Figure 2. Ligand-binding orientation in (A) the orthosteric site (S1) and (B) the novel binding trench (S2). (C–H) Time course behavior of the ligand’s C-N-N-C dihedral angle rotation and corresponding histogram plots of the ligand’s C-N-N-C and x1 angles of Phe328 and Phe382 in Simulation 1 (C, D), Simulation 2 (E, F), and Simulation 3 (G, H).
Figure 3. Free energy surface for ligand dynamic orientation in the LBP of ERRα. The points labeled S1 and S2 represent ligand orientation in the orthosteric site and Site 2, respectively.
Analysis of the X-ray structures of the other ERR isoforms, ERRβ and ERRγ, indicates that the newly discovered site is unique to ERRα. In ERRα, this site is gated by two amino acid residues, Phe382 and Gly402, which correspond to Tyr301 and Tyr321 in ERRβ and Tyr326 and Asn346 in ERRγ, respectively (Figure 4). The presence of Gly402 in ERRα, instead of Tyr321 and Asn346 in ERRβ and ERRγ, creates a vacant space in ERRα that becomes more favorable for ligand binding as the x1 angle of Phe382 predominantly adopts a value of 290° (Figures 1B, D).
Figure 4. Detailed view of the Site 2 region. (A) Snapshot from MD simulations of ERRα bound with SLUPP332 (shown in sphere representation). The corresponding region is depicted in the X-ray structures of ERRβ (B) and ERRγ (C).

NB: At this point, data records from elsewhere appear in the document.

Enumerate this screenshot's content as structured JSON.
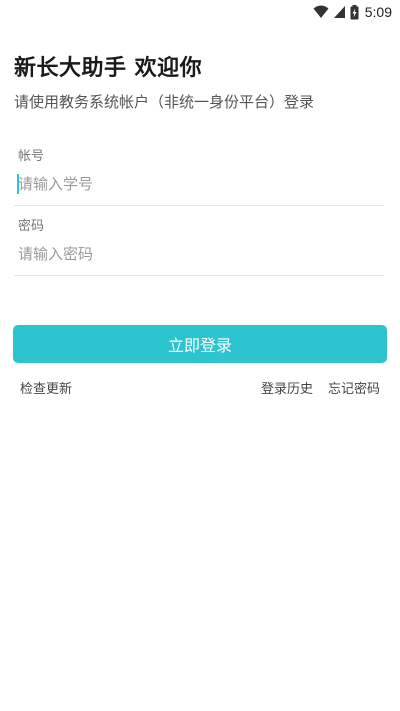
{
  "status_bar": {
    "time": "5:09",
    "icons": [
      "wifi-icon",
      "cellular-signal-icon",
      "battery-charging-icon"
    ]
  },
  "header": {
    "title": "新长大助手 欢迎你",
    "subtitle": "请使用教务系统帐户（非统一身份平台）登录"
  },
  "form": {
    "username": {
      "label": "帐号",
      "value": "",
      "placeholder": "请输入学号"
    },
    "password": {
      "label": "密码",
      "value": "",
      "placeholder": "请输入密码"
    }
  },
  "actions": {
    "login_label": "立即登录",
    "check_update_label": "检查更新",
    "login_history_label": "登录历史",
    "forgot_password_label": "忘记密码"
  },
  "colors": {
    "accent": "#2bc4cf",
    "title_text": "#1b1b1b",
    "subtitle_text": "#555555"
  }
}
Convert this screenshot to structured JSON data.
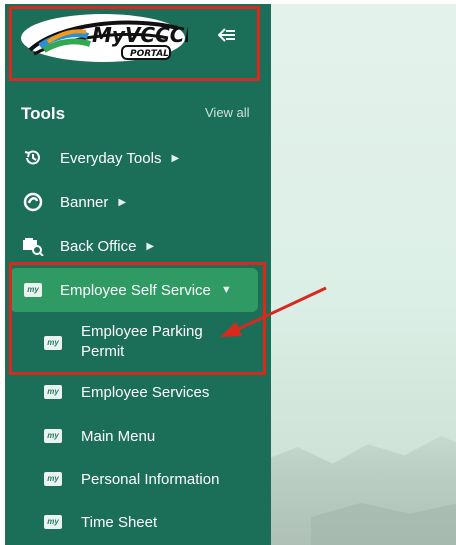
{
  "sidebar": {
    "logo_alt": "MyVCCCD PORTAL",
    "collapse_label": "⇇",
    "tools_title": "Tools",
    "view_all": "View all",
    "items": [
      {
        "label": "Everyday Tools",
        "icon": "history-icon",
        "has_caret": true
      },
      {
        "label": "Banner",
        "icon": "banner-icon",
        "has_caret": true
      },
      {
        "label": "Back Office",
        "icon": "back-office-icon",
        "has_caret": true
      },
      {
        "label": "Employee Self Service",
        "icon": "my-icon",
        "has_caret": true,
        "expanded": true
      }
    ],
    "subitems": [
      {
        "label": "Employee Parking Permit",
        "icon": "my-icon"
      },
      {
        "label": "Employee Services",
        "icon": "my-icon"
      },
      {
        "label": "Main Menu",
        "icon": "my-icon"
      },
      {
        "label": "Personal Information",
        "icon": "my-icon"
      },
      {
        "label": "Time Sheet",
        "icon": "my-icon"
      }
    ],
    "badge_text": "my"
  },
  "colors": {
    "sidebar_bg": "#1b6e57",
    "active_bg": "#2f9a64",
    "annotation_red": "#d9291e",
    "content_bg": "#dcefe6"
  }
}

Through classical molecular dynamics simulations, we show that the ERRα agonist, SLUPP332, dynamically switches between two distinct binding orientations. Furthermore, the simulations unveiled a previously uncharacterized trench adjacent to the orthosteric site that opens because of conformational changes of the ligand, Phe328, and Phe382. This dynamic behavior of ligand binding was previously observed using hydrogen–deuterium exchange and solution NMR experiments in other nuclear receptors (PPARγ and ERα) as well as in a GPCR receptor, indicating a novel mechanism of allosteric signaling (Bock et al., 2014; Hughes et al., 2012; Bruning et al., 2010). Further experimental data indicate that the orientation of the ligand influences receptor-graded activity and cellular response, presenting new opportunities for designing drugs with targeted pharmacological effects (Bock et al., 2014; Bruning et al., 2010). These insights provide a detailed understanding of the molecular mechanisms underlying the agonist ligand binding SLUPP332 to ERRα, facilitating innovative strategies for designing modulators that specifically target ligand dynamics and flexibility. Notably, this unique feature of ERRα underscores the importance of molecular simulations in elucidating crucial insights into ligand-binding dynamics. Molecular simulations have proven pivotal in the characterization of various conformational states of proteins, particularly in essential drug discovery initiatives, such as in the cases of HIV-1 protease and urease (Hornak et al., 2006; Roberts et al., 2012).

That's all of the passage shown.